Então por que recontar? Por que reviver?

Porque agora sou outra. Três anos de maternidade, muita leitura e estudo. E mais um bebê na barriga.

E hoje, aquele parto lá não é, nem de longe, o que busco para meu segundo filho.

***

Tive uma gravidez chata. Tinha acabado de sair de um sofrido aborto espontâneo de primeiro trimestre e logo fiquei grávida de novo. Estava completamente convencida de que não era capaz de gerar direito uma criança, que qualquer problema poderia (e iria) acontecer comigo. Os que de fato aconteceram foram sempre levados ao extremo – emocional, físico – vivi tudo muito intensamente, foi muito cansativo. Ultrassom o tempo todo, medo o tempo todo. No primeiro trimestre, tive hematoma subcoriônico, indicação de repouso, progesterona; logo depois aparecimento de brida no útero; em seguida, um médico me assustou com uma inserção marginal do cordão umbilical na placenta; depois diabetes gestacional, atendimento com endócrino e dieta; e, por ultimo, a cereja do bolo: colestase obstétrica.

Essa última eu descobri com 36 semanas de gestação e indicava interrupção da gravidez até, no máximo, 38 semanas. Isso foi numa segunda-feira. Na quarta, entrei em trabalho de parto espontâneo com rompimento da bolsa. Então a única complicação realmente grave de toda a gravidez foi vivida por apenas dois dias. E eu já estava tão cansada de tudo que nem cheguei a me importar tanto.

De tanto sofrer (ou de me impor sofrimentos, quem sabe?), fui deixando a responsabilidade, a autonomia e a confiança na mão de qualquer um.
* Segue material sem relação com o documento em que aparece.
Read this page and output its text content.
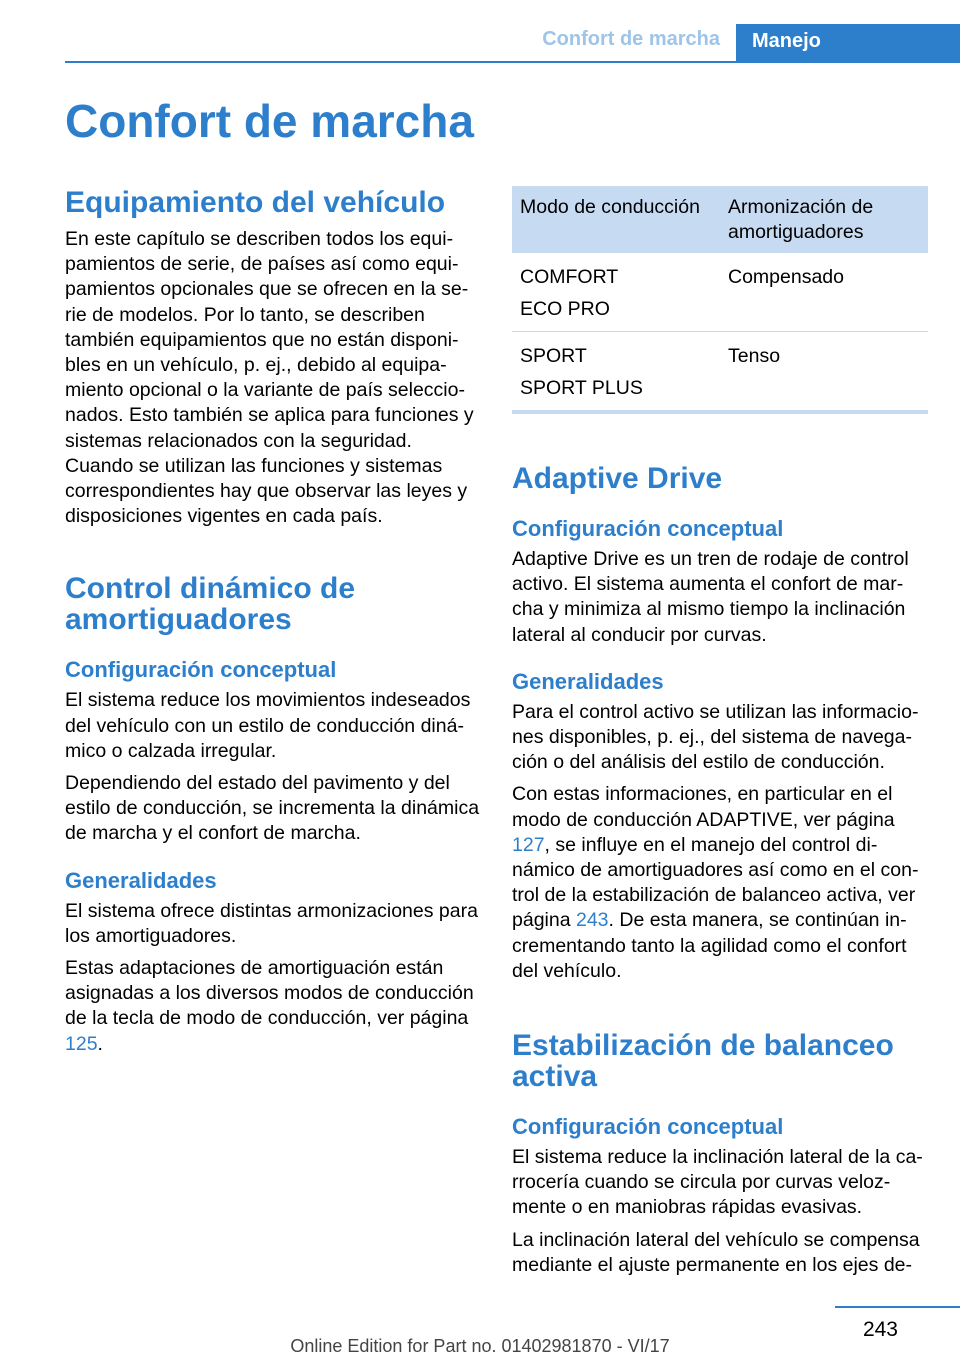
Confort de marcha	Manejo
Confort de marcha
Equipamiento del vehículo

En este capítulo se describen todos los equipamientos de serie, de países así como equipamientos opcionales que se ofrecen en la serie de modelos. Por lo tanto, se describen también equipamientos que no están disponibles en un vehículo, p. ej., debido al equipamiento opcional o la variante de país seleccionados. Esto también se aplica para funciones y sistemas relacionados con la seguridad. Cuando se utilizan las funciones y sistemas correspondientes hay que observar las leyes y disposiciones vigentes en cada país.

Control dinámico de amortiguadores
Configuración conceptual

El sistema reduce los movimientos indeseados del vehículo con un estilo de conducción dinámico o calzada irregular.

Dependiendo del estado del pavimento y del estilo de conducción, se incrementa la dinámica de marcha y el confort de marcha.

Generalidades

El sistema ofrece distintas armonizaciones para los amortiguadores.

Estas adaptaciones de amortiguación están asignadas a los diversos modos de conducción de la tecla de modo de conducción, ver página 125.

Modo de conducción	Armonización de amortiguadores

COMFORT
ECO PRO	Compensado

SPORT
SPORT PLUS	Tenso
Adaptive Drive
Configuración conceptual

Adaptive Drive es un tren de rodaje de control activo. El sistema aumenta el confort de marcha y minimiza al mismo tiempo la inclinación lateral al conducir por curvas.

Generalidades

Para el control activo se utilizan las informaciones disponibles, p. ej., del sistema de navegación o del análisis del estilo de conducción.

Con estas informaciones, en particular en el modo de conducción ADAPTIVE, ver página 127, se influye en el manejo del control dinámico de amortiguadores así como en el control de la estabilización de balanceo activa, ver página 243. De esta manera, se continúan incrementando tanto la agilidad como el confort del vehículo.

Estabilización de balanceo activa
Configuración conceptual

El sistema reduce la inclinación lateral de la carrocería cuando se circula por curvas velozmente o en maniobras rápidas evasivas.

La inclinación lateral del vehículo se compensa mediante el ajuste permanente en los ejes de-

243
Online Edition for Part no. 01402981870 - VI/17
A escolhida da vez era a médica, que é realmente fofa: nunca propôs cesárea, sempre me falou que eu ia ter parto normal siiiim e sempre me escutou com calma. Embora as consultas fossem rápidas e a sala de espera insuportável (uma, duas horas de atraso), eu sempre saía de lá mais leve – ok, a leveza durava um dia no máximo, mas eu ficava satisfeita.
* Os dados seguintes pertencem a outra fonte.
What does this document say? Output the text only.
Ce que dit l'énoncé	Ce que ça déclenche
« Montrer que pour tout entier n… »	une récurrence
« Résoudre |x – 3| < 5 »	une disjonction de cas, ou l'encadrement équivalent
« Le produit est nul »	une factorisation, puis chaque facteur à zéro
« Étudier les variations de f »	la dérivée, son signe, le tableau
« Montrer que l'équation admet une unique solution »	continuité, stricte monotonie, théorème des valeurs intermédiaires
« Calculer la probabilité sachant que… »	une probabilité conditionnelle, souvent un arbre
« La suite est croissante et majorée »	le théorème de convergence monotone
Em paralelo, fazia um curso de pré-parto com a parteira que ia me acompanhar e achava que tava controlando a situação. Não desconfiei que um curso que tinha umas 50 gestantes com a MESMA parteira, por acaso faria com que ela me atendesse como qualquer outra – SE me atendesse, já que 50 mulheres com mais ou menos a mesma idade gestacional iam parir juntas, certeza. E tampouco desconfiei que a médica que marcava 5, 6 pacientes por hora também fosse me colocar na mesma linha de produção padronizada, sem individualizar.

Mas eu nem queria individualizar nada! Queria, dentro do plano de saúde, o meu parto normal, pronto. Queria meu filho vivo. Queria um mínimo de respeito (dentro do que eu achava que era respeito na época).

E tudo isso eu tive.

(continua)

Um comentário em “Elaborando o parto do Lucas – parte 1

  1. Oi, Carol! Eu vi as chamadas para esses seus textos, mas sabia que ia me identificar muito com eles, como quase sempre acontece, então esperei para vir com calma, para ler tudo com atenção e comentar, como sempre gosto de fazer. Ando meio devagar na vida internética materna, por causa da migração para o facebook, que não entro sempre, e também, principal motivo, porque estou correndo atrás dos meus sonhos. Mas deixa eu comentar o seus texto! Guria, super me identifiquei! Foi exatamente assim na gestação da Ísis. Eu não busquei individualização, eu queria meu parto normal no hospital, pelo plano. A luz vermelha acendeu quando minha médica me disse que não estaria presente para atender meu parto (eu estava completando 38 semanas) e ela me encaminharia para um médico colega, que eu descobri na primeira consulta ser um baita cesarista. Acabei num parto hospitalar cheio de intervenções, mais por "sorte", afinal, poderia acabar numa cesárea, do que por juízo. E foi este parto, que foi tão especial para mim, apesar das intercorrências, que me fez querer mais numa segunda vez. Acho que comecei a construir o meu parto domiciliar ainda na sala de recuperação do hospital. Então isso era um parto hospitalar?, eu pensei. Foi tão forte! Imagina como não deve ser parir naturalmente, seguramente, respeitosamente… Sabe, acho que a maioria de nós tem esse mesmo começo…muitas nem conseguem o parto normal. E que bom, que bom que podemos revisitar nossas escolhas antigas para escolhermos melhor numa segunda vez! Vou lá ver a segunda parte!